Last week, major food and beverage companies and trade associations wrote a letter to Congress urging them to stop the proliferation of cannabis products that mimic their brands. The companies say that the “copycat THC edible products create risks for children and must be stopped.”
In the letter, the companies contend that “Children are increasingly threatened by the unscrupulous use of famous brand logos, characters, trademarks, and trade dress on THC-laced edible products.” The letter features images of the brands often infringed on, including Trix cereal, Cheetos, and Oreo.

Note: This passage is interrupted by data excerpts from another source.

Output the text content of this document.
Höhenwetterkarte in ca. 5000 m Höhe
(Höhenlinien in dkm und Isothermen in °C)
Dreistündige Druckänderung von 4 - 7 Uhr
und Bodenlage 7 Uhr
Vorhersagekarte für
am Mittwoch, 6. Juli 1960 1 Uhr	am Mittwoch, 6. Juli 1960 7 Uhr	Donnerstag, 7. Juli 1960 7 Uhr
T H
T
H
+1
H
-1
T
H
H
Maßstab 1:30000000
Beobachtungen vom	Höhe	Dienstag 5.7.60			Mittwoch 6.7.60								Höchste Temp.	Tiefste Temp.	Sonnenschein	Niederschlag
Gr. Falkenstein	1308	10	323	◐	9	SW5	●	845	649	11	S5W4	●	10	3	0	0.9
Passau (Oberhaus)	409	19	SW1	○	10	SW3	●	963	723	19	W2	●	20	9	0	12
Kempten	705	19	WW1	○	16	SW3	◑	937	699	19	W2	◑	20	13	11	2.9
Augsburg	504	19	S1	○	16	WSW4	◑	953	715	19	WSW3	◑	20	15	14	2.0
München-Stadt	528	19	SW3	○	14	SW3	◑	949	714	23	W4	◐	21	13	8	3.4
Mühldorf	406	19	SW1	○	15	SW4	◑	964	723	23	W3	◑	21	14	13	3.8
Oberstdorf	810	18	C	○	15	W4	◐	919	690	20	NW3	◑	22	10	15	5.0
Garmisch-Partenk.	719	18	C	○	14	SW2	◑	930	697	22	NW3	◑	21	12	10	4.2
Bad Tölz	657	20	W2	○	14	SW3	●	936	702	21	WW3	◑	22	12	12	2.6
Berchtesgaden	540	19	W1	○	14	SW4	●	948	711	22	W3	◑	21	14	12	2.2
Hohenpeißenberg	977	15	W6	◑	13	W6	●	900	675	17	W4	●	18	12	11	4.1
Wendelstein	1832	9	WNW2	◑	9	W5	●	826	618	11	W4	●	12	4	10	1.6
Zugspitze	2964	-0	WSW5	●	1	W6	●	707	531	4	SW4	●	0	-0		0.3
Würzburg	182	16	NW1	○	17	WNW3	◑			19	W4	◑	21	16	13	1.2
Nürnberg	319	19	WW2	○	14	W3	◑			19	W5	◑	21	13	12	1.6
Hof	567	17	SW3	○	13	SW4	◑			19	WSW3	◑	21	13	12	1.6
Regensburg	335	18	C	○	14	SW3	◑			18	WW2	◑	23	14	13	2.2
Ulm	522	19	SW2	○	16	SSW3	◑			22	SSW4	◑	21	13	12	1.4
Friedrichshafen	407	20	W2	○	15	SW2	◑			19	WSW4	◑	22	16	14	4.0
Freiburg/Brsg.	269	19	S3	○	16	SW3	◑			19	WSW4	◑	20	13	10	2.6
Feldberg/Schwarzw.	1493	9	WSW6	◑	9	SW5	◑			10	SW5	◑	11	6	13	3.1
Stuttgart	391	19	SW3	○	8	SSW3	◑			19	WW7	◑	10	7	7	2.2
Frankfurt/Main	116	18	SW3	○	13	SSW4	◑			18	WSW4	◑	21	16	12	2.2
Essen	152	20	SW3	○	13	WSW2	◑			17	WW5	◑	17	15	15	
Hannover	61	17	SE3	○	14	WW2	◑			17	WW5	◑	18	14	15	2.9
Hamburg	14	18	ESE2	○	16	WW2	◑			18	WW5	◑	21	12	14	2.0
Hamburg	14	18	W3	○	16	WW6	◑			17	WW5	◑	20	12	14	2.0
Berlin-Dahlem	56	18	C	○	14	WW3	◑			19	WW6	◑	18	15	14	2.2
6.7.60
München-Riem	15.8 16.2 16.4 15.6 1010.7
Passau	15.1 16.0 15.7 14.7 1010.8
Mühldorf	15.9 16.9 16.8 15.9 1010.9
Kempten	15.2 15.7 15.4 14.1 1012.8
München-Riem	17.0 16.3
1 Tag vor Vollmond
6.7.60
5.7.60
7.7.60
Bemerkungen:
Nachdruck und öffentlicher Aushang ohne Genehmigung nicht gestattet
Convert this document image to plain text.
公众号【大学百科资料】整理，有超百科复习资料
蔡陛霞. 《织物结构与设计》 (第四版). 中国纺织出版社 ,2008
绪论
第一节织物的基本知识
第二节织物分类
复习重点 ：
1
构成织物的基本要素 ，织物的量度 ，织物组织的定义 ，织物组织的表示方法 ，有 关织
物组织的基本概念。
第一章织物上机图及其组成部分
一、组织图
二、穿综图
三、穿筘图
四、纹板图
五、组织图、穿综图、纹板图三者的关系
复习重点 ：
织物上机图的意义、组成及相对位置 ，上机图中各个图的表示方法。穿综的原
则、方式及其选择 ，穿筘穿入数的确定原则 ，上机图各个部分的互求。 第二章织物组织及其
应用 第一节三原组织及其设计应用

“While cannabis (and incidental amounts of THC) may be legal in some states, the use of these famous marks, clearly without approval of the brand owners, on food products has created serious health and safety risks for consumers, particularly children, who cannot tell the difference between these brands’ true products and copycat THC products that leverage the brand’s fame for profit. While law enforcement focuses on addressing illegal sales, this unscrupulous practice has pointed out a gap in existing law – the widespread online sale of packaging that leverages these famous brands.” – Letter via the Consumer Brands Association, April 27, 2022
The companies call on Congress to amend the SHOP SAFE Act to include protections for famous marks. The legislation currently seeks to create liability for electronic commerce platforms for advertising, sale, or distribution of goods with counterfeit marks that “implicate health and safety.” The brands say the THC copycat brands “clearly” fall under the purview of the bill’s health and safety provisions.
The signatories include Post Consumer Brands, LLC, Kellogg Company, PepsiCo, Inc., General Mills, Mondelēz International, Inc., and several industry associations.